November U-5 Unemployment Rate: 6.8%

The U-5 unemployment rate for November is 6.8%, and seasonally-adjusted, it would be 7.1%.

The “official” unemployment rate is the U3 unemployment rate, but it used to be the U5 unemployment rate.  The Bureau of Labor Statistics revised the Current Population Survey in 1994, and among the changes made was the measure representing the official unemployment rate.  It was changed from U3 to U5.

Here are some explanations of various unemployment classifications:

U-3 – Total unemployed, as a percent of the civilian labor force (official unemployment rate).

U-4 – Total unemployed plus discouraged workers, as a percent of the civilian labor force plus discouraged workers.

U-5 – Total unemployed, plus discouraged workers, plus all other persons marginally attached to the labor force, as a percent of the civilian labor force plus all persons marginally attached to the labor force.

The official U3 unemployment rate does not include “discouraged workers.”

“Discouraged workers” are people of legal employment age who are not actively seeking employment or who do not find employment after long-term unemployment.

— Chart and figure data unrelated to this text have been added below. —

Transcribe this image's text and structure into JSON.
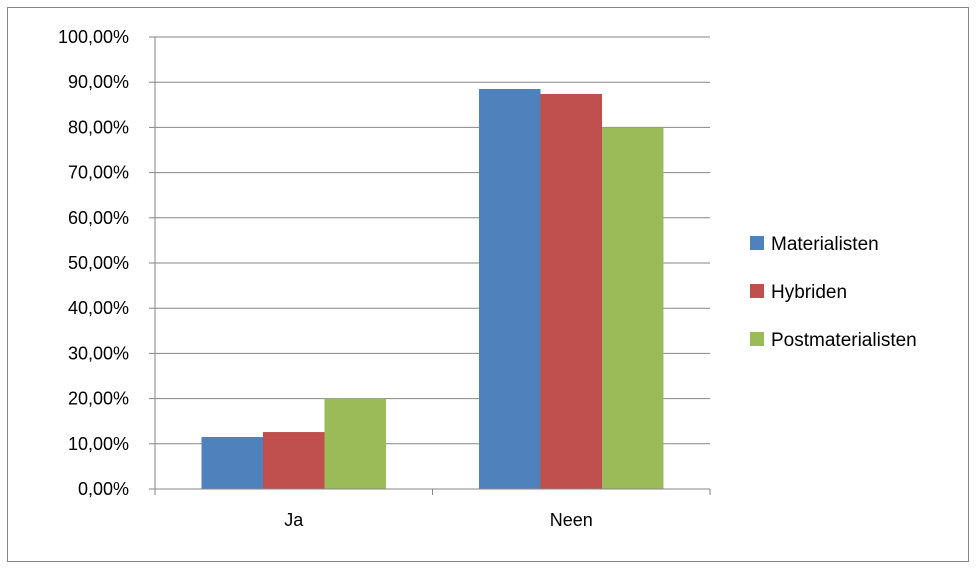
{
  "chart_data": {
    "type": "bar",
    "categories": [
      "Ja",
      "Neen"
    ],
    "series": [
      {
        "name": "Materialisten",
        "values": [
          11.5,
          88.5
        ],
        "color": "#4F81BD"
      },
      {
        "name": "Hybriden",
        "values": [
          12.6,
          87.4
        ],
        "color": "#C0504D"
      },
      {
        "name": "Postmaterialisten",
        "values": [
          20.0,
          80.0
        ],
        "color": "#9BBB59"
      }
    ],
    "ylim": [
      0,
      100
    ],
    "ytick_step": 10,
    "ytick_labels": [
      "0,00%",
      "10,00%",
      "20,00%",
      "30,00%",
      "40,00%",
      "50,00%",
      "60,00%",
      "70,00%",
      "80,00%",
      "90,00%",
      "100,00%"
    ],
    "grid": true,
    "legend_position": "right",
    "title": "",
    "xlabel": "",
    "ylabel": ""
  }
}
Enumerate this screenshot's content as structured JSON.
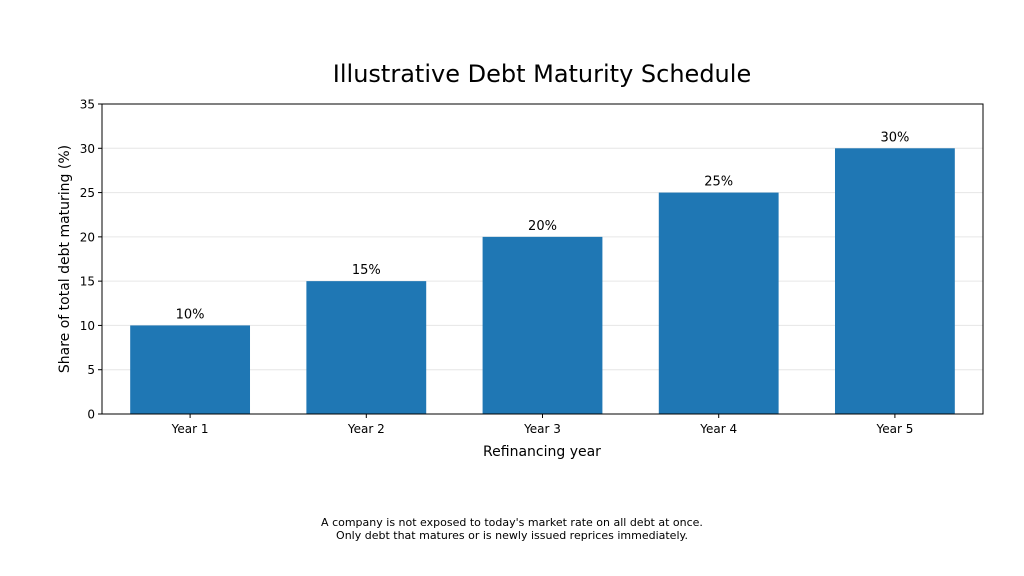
{
  "chart_data": {
    "type": "bar",
    "title": "Illustrative Debt Maturity Schedule",
    "xlabel": "Refinancing year",
    "ylabel": "Share of total debt maturing (%)",
    "categories": [
      "Year 1",
      "Year 2",
      "Year 3",
      "Year 4",
      "Year 5"
    ],
    "values": [
      10,
      15,
      20,
      25,
      30
    ],
    "data_labels": [
      "10%",
      "15%",
      "20%",
      "25%",
      "30%"
    ],
    "ylim": [
      0,
      35
    ],
    "yticks": [
      0,
      5,
      10,
      15,
      20,
      25,
      30,
      35
    ],
    "grid": "horizontal",
    "bar_color": "#1f77b4"
  },
  "caption": {
    "line1": "A company is not exposed to today's market rate on all debt at once.",
    "line2": "Only debt that matures or is newly issued reprices immediately."
  }
}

Wikipedia states: “…even if a person is still looking actively for a job, that person may have fallen out of the core statistics of unemployment rate after long-term unemployment. and is therefore by default classified as ‘discouraged.’”

Also, U3 unemployment does not include persons marginally attached to the labor force, or “marginally attached workers.”

The BLS defines “marginally attached workers” as “Persons not in the labor force who want and are available for work, and who have looked for a job sometime in the prior 12 months (or since the end of their last job if they held one within the past 12 months), but were not counted as unemployed because they had not searched for work in the 4 weeks preceding the survey. Discouraged workers are a subset of the marginally attached.”

It has also been claimed that other countries such as Germany include the “marginally attached worker” and “discouraged worker” in their official unemployment rate calculations.

Considering the fact that prior to 1994, the unemployment rate used to be the U5 rate and that other countries include the “marginally attached” and “discouraged worker” in their statistics, the U5 rate might be considered more appropriate than the “official” U3 rate.